IndustriALL a également rencontré des représentants du gouvernement, soulevant des questions clés concernant la mise en œuvre de la Convention de Hong Kong, la réforme du droit du travail et la sécurité dans les mines. Les discussions ont reflété l’engagement permanent d’IndustriALL à améliorer la santé et la sécurité au travail dans tous les secteurs.

Le Pakistan doit encore ratifier la Convention 176 de l’OIT, un instrument clé pour améliorer la sécurité dans les mines. IndustriALL a soulevé cette question lors d’une réunion avec des fonctionnaires fédéraux, qui ont confirmé que des mesures étaient prises pour ratifier cette convention d’ici la fin de l’année.
Le Pakistan a récemment ratifié trois instruments de l’OIT : le protocole de 2014 de la Convention sur le travail forcé, la Convention du travail maritime et la Convention sur les statistiques du travail.
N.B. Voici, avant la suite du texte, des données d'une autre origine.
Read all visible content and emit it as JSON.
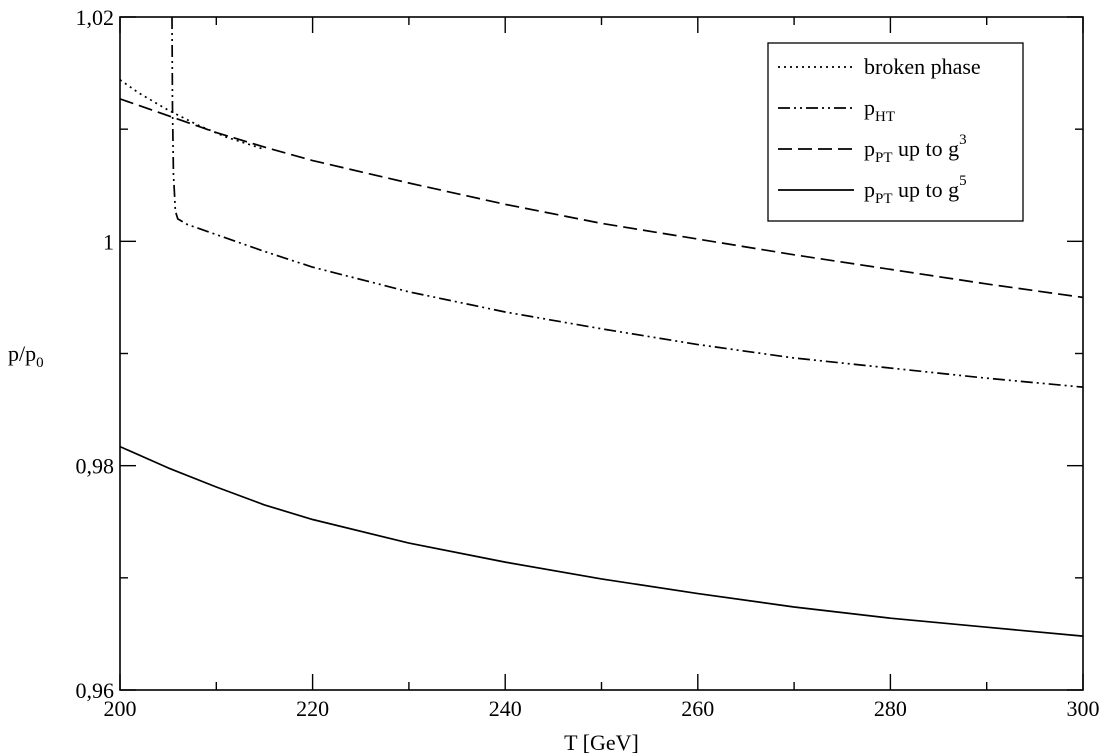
{
  "chart_data": {
    "type": "line",
    "xlabel": "T [GeV]",
    "ylabel": {
      "main": "p/p",
      "sub": "0"
    },
    "xlim": [
      200,
      300
    ],
    "ylim": [
      0.96,
      1.02
    ],
    "x_ticks": [
      {
        "value": 200,
        "label": "200"
      },
      {
        "value": 220,
        "label": "220"
      },
      {
        "value": 240,
        "label": "240"
      },
      {
        "value": 260,
        "label": "260"
      },
      {
        "value": 280,
        "label": "280"
      },
      {
        "value": 300,
        "label": "300"
      }
    ],
    "x_minor_ticks": [
      210,
      230,
      250,
      270,
      290
    ],
    "y_ticks": [
      {
        "value": 0.96,
        "label": "0,96"
      },
      {
        "value": 0.98,
        "label": "0,98"
      },
      {
        "value": 1.0,
        "label": "1"
      },
      {
        "value": 1.02,
        "label": "1,02"
      }
    ],
    "y_minor_ticks": [
      0.97,
      0.99,
      1.01
    ],
    "grid": false,
    "legend_position": "top-right",
    "series": [
      {
        "key": "broken",
        "name": {
          "main": "broken phase",
          "sub": "",
          "tail": "",
          "sup": ""
        },
        "style": "dotted",
        "color": "#000000",
        "x": [
          200,
          202,
          205,
          208,
          211,
          215
        ],
        "y": [
          1.0144,
          1.0132,
          1.0117,
          1.0104,
          1.0093,
          1.0082
        ]
      },
      {
        "key": "pht",
        "name": {
          "main": "p",
          "sub": "HT",
          "tail": "",
          "sup": ""
        },
        "style": "dashdotdot",
        "color": "#000000",
        "x": [
          205.4,
          205.45,
          205.55,
          205.75,
          206,
          207,
          208,
          210,
          215,
          220,
          230,
          240,
          250,
          260,
          270,
          280,
          290,
          300
        ],
        "y": [
          1.02,
          1.012,
          1.006,
          1.0027,
          1.002,
          1.0015,
          1.0012,
          1.0006,
          0.9991,
          0.9977,
          0.9955,
          0.9937,
          0.9922,
          0.9908,
          0.9896,
          0.9887,
          0.9878,
          0.987
        ]
      },
      {
        "key": "pt3",
        "name": {
          "main": "p",
          "sub": "PT",
          "tail": " up to g",
          "sup": "3"
        },
        "style": "dashed",
        "color": "#000000",
        "x": [
          200,
          205,
          210,
          215,
          220,
          230,
          240,
          250,
          260,
          270,
          280,
          290,
          300
        ],
        "y": [
          1.0127,
          1.0112,
          1.0097,
          1.0084,
          1.0072,
          1.0052,
          1.0033,
          1.0016,
          1.0002,
          0.9988,
          0.9975,
          0.9962,
          0.995
        ]
      },
      {
        "key": "pt5",
        "name": {
          "main": "p",
          "sub": "PT",
          "tail": " up to g",
          "sup": "5"
        },
        "style": "solid",
        "color": "#000000",
        "x": [
          200,
          205,
          210,
          215,
          220,
          230,
          240,
          250,
          260,
          270,
          280,
          290,
          300
        ],
        "y": [
          0.9817,
          0.9798,
          0.9781,
          0.9765,
          0.9752,
          0.9731,
          0.9714,
          0.9699,
          0.9686,
          0.9674,
          0.9664,
          0.9656,
          0.9648
        ]
      }
    ]
  }
}
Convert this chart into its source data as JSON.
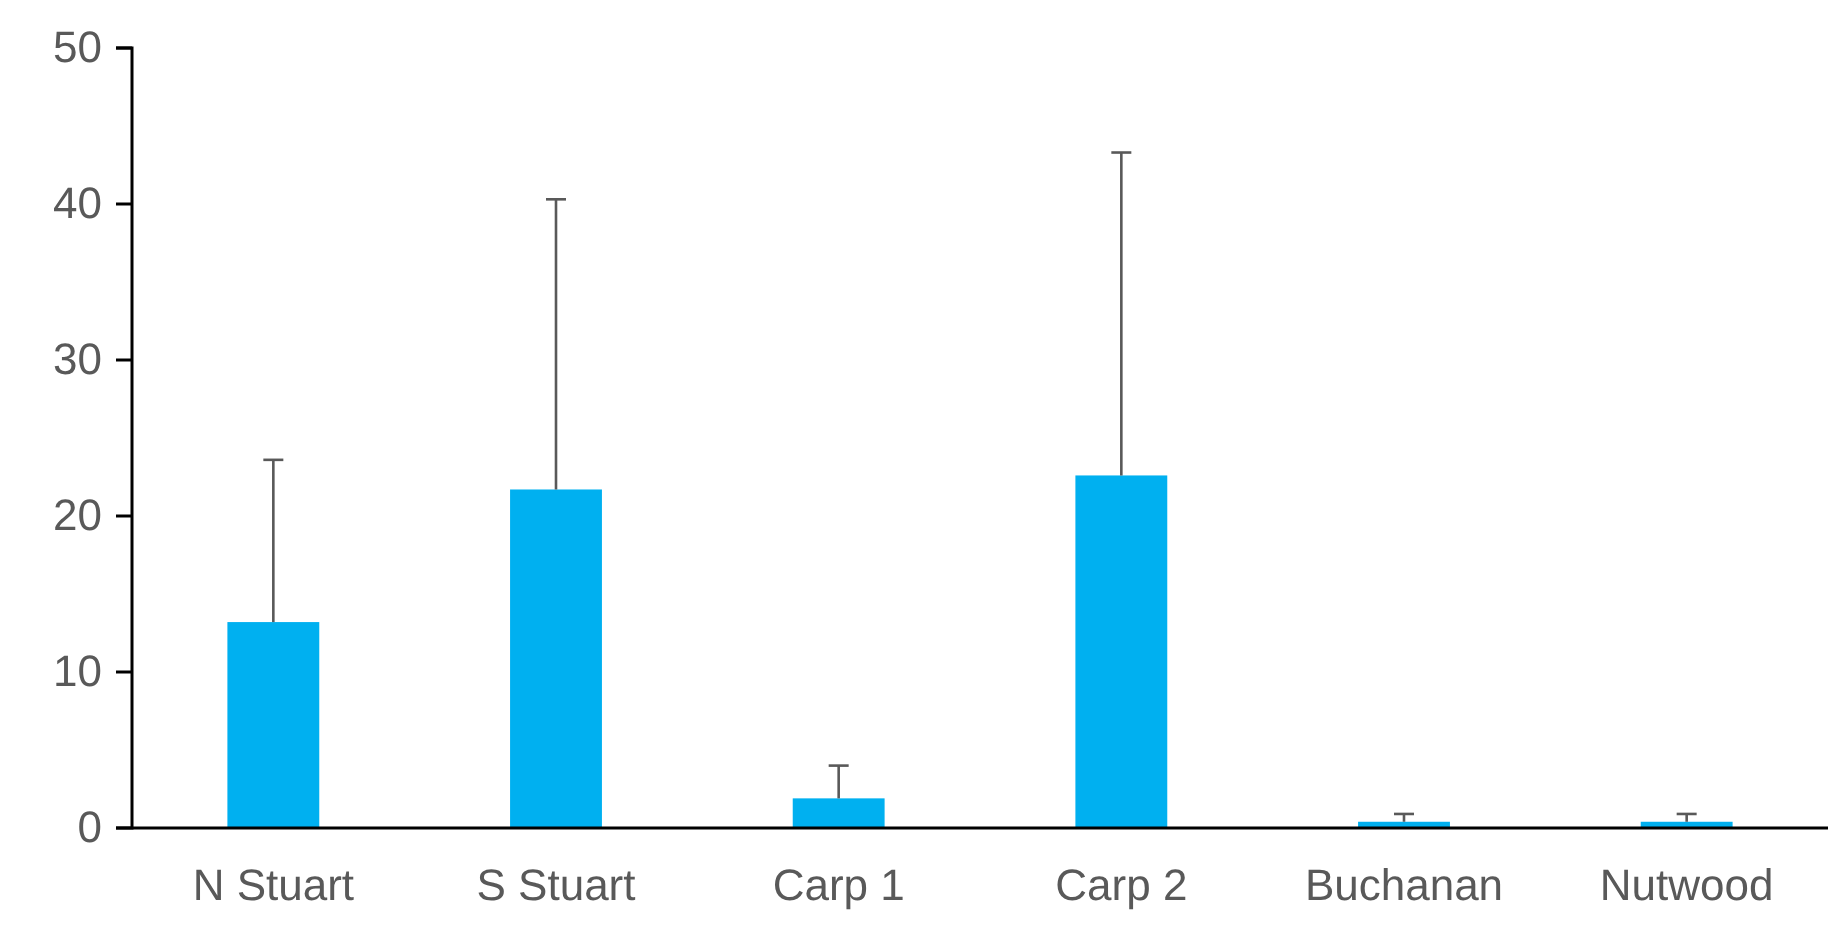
{
  "chart_data": {
    "type": "bar",
    "categories": [
      "N Stuart",
      "S Stuart",
      "Carp 1",
      "Carp 2",
      "Buchanan",
      "Nutwood"
    ],
    "values": [
      13.2,
      21.7,
      1.9,
      22.6,
      0.4,
      0.4
    ],
    "errors": [
      [
        13.2,
        23.6
      ],
      [
        21.7,
        40.3
      ],
      [
        1.9,
        4.0
      ],
      [
        22.6,
        43.3
      ],
      [
        0.4,
        0.9
      ],
      [
        0.4,
        0.9
      ]
    ],
    "color": "#00b0f0",
    "ylim": [
      0,
      50
    ],
    "yticks": [
      0,
      10,
      20,
      30,
      40,
      50
    ],
    "grid": false
  }
}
Le gouvernement a exprimé son intention de ratifier trois autres conventions fondamentales dans un avenir proche : la Convention 155 sur la sécurité et la santé au travail, la Convention 187 sur le cadre promotionnel pour la sécurité et la santé au travail et la Convention 176 sur la sécurité et la santé dans les mines. Ces ratifications devraient être effectives au début de l’année prochaine et représentent une victoire majeure pour IndustriALL et ses affiliés au Pakistan, l’exemple même d’années de plaidoyer et de travail syndical pour pousser à des protections plus solides pour les travailleurs et travailleuses.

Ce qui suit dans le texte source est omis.